Former Protestant priest preparing to become Catholic priest
Pope Benedict XVI gave permission for diocese to accept Sanders
HOT SPRINGS -- The goal is in sight. Hours of seminary study are winding down. Very soon, George W. Sanders Jr. of Hot Springs hopes to fulfill what he says is his life calling.
He wants to wear the collar of the Roman Catholic priest.
His ordination -- anticipated for fall of 2011 -- will rank as an important event in the history of his parish, St. John the Baptist Church. Parish members have watched his walk in faith over the years. They saw him receive the office of lector in November and they look forward to seeing him receive the office of acolyte in January.
"I think those who know him are just so excited that he is reaching the goal he has wanted to attain," Carolyn Wethington, parish director of religious education, said. "Everybody knows his story and how long it's taken, and his tenacity. Everybody's really excited about it."
Sanders, 54, was a Charismatic Episcopal Church priest for three years. George and his wife, Brenda, converted to Catholicism in 2003. Hot Springs has been their home since 1994. The parish and city are a deep part of their faith walk.
One of the early influences in the decision of George and Brenda Sanders to become Catholic was Father James West, the former pastor at St. John Church. George and Father John first met at a pro-life rally. A solid friendship developed. Father West also had been a convert.
"One of the great things is he (Father West) never condemned us," Sanders said about his and Brenda's journey to Catholicism. "He appreciated us. He told us I will become Catholic; that was after we became close friends and I shared with him my passion and love of the Church."
Sanders, vice president of finance for U.S. Food Service of Little Rock, is attending classes through St. Meinrad School of Theology in St. Meinrad, Ind., once a month. He hopes to become a transitional deacon in 2010 and be ordained a priest in the fall of 2011.
Ordination will cap years of more than seminary studies. Sanders has been visible and active in teaching religious education classes at St. John. The experience got "exciting," as he puts it, by having a group of 30 teenagers. Most ages were 14 and 15. Some had been to Mass every Sunday. Others had never been to Mass. He has done this for the past four to five years.
"He has a lot of knowledge," Wethington said. "He has a lot of compassion. He's very caring. He's very willing to help and share and do whatever he can do to make things work."

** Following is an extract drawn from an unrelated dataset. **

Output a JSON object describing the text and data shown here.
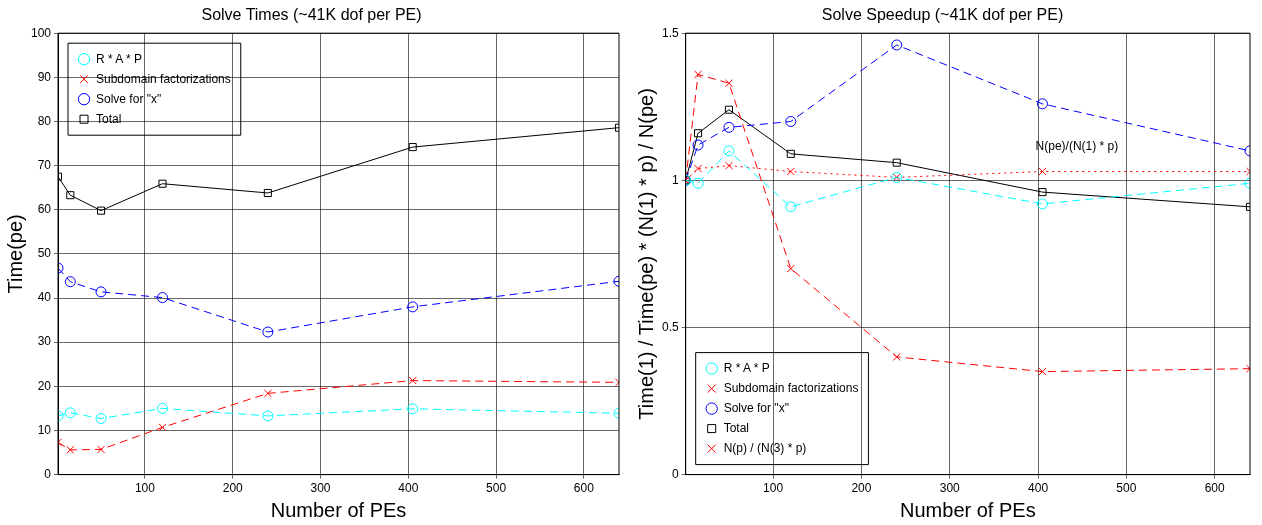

Sanders also has worked on parish retreats and with the parish youth group.
Someone talking with Sanders will find out in a few minutes he is eager to share his enthusiasm and love for the Church. His personal story of coming to the Church began with an interest in the writings of the early Church fathers.
"St. Cyprian is my patron saint. He's the one who said, 'Outside the Church there is no salvation,' " he said.

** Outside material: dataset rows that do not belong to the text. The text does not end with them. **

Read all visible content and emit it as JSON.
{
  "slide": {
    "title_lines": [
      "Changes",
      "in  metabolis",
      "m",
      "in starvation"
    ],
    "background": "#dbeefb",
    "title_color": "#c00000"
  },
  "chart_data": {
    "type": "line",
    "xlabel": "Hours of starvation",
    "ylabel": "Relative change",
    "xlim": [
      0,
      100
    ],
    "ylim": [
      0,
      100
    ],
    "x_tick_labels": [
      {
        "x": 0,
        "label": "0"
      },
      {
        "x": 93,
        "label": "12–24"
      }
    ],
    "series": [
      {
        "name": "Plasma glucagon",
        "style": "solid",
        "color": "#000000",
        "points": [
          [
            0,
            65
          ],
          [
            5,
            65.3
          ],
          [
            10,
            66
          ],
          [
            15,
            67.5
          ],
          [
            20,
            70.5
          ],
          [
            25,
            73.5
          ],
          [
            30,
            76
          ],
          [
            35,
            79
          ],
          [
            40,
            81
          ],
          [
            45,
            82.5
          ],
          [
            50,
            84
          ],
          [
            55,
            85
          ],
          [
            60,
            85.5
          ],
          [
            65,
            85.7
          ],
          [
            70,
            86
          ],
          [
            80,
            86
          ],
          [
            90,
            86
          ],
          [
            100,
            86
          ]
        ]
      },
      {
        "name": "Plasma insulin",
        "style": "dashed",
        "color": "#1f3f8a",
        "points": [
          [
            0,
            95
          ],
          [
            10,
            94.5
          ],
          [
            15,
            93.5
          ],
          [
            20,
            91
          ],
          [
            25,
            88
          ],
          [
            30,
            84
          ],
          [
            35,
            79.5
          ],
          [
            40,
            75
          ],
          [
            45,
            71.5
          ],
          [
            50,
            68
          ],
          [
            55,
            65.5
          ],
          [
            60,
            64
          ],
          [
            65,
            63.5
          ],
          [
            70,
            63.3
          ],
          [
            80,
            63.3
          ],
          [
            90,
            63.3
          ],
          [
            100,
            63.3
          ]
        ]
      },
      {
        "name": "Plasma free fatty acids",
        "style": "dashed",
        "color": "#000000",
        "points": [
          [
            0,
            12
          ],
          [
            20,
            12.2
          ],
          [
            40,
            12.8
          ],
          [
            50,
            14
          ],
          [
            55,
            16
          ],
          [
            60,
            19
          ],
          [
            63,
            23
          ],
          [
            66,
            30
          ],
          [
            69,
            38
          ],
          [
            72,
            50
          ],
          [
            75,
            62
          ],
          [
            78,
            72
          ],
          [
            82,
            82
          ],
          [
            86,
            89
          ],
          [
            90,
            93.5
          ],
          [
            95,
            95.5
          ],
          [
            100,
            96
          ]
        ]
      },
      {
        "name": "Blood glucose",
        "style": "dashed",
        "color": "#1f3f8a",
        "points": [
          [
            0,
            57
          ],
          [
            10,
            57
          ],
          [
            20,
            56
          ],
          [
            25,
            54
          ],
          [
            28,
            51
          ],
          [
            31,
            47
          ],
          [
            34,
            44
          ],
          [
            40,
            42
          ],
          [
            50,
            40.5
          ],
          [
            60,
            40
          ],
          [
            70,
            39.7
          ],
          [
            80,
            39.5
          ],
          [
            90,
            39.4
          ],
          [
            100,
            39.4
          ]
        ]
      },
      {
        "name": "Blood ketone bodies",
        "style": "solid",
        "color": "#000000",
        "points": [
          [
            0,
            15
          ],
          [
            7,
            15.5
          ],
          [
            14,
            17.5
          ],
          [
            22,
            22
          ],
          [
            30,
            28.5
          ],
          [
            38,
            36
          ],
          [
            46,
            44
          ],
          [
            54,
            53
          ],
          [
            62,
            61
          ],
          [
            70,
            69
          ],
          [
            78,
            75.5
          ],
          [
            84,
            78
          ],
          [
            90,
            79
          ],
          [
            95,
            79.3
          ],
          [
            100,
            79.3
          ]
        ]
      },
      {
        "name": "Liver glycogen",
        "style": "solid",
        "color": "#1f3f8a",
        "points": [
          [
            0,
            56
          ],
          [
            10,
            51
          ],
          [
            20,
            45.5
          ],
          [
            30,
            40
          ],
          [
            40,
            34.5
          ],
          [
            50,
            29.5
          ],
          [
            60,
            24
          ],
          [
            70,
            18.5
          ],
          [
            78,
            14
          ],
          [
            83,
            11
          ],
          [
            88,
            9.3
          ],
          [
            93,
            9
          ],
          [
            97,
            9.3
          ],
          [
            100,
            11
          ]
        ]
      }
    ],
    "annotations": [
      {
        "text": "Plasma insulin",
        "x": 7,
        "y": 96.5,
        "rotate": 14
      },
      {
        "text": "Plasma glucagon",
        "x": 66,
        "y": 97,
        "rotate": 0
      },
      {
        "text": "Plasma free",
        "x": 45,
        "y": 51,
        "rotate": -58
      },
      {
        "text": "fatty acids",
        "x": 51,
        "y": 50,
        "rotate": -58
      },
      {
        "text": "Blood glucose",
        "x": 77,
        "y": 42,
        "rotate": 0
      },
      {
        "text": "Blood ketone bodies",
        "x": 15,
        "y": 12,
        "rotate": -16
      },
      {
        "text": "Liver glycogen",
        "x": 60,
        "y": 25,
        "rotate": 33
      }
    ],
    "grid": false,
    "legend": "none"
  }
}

Sanders has found inspiration in recent years in books by Peter Kreeft, Scott Hahn and the late Cardinal John Henry Newman.
It's important to point out that the road that Sanders is following to ordination isn't part of the work by Pope Benedict XVI to reach out to Anglican priests, as reported in October.
Actually, Sanders' experience is a glimpse into the way that the Church has reached out to those who were pastors in Protestant denominations. And his path is different from the one followed by married and former Episcopal priest, Father Alan Rosenau, an associate pastor of St. John and St. Mary churches in Hot Springs.
Father Rosenau became a Catholic priest in 1988 under the "pastoral provision" of the late Pope John Paul II.
By contrast, Sanders must participate in an "extraordinary process" and one that requires the express signature and permission of the pope himself to proceed to ordination.
Sanders said the "extraordinary process" isn't a change in Vatican policy. Rather, it is an existing process that recognizes that Protestant religions have people who have been called to a religious vocation.
"I want to emphasize that this isn't a process that even if they were baptized Catholic and became an evangelical minister and wanted to become Catholic again, this provision isn't open to them," Sanders said.
Priests who are married cannot serve as the pastor of a church but for the very good reason that they have obligations to marriage.
"It's a grace of the Church," Sanders said.
Married or not, members of St. John are simply thrilled to have a new priest come from their parish.
They know Sanders is going to bring several positive strengths to the job.
"I think compassion will be a big one," said Wethington, who has known Sanders since they were students at University of Central Arkansas in Conway.
"He is very well spoken," she said. "He can stand up in front and teach ... He would be a very good homilist because of the background he's got."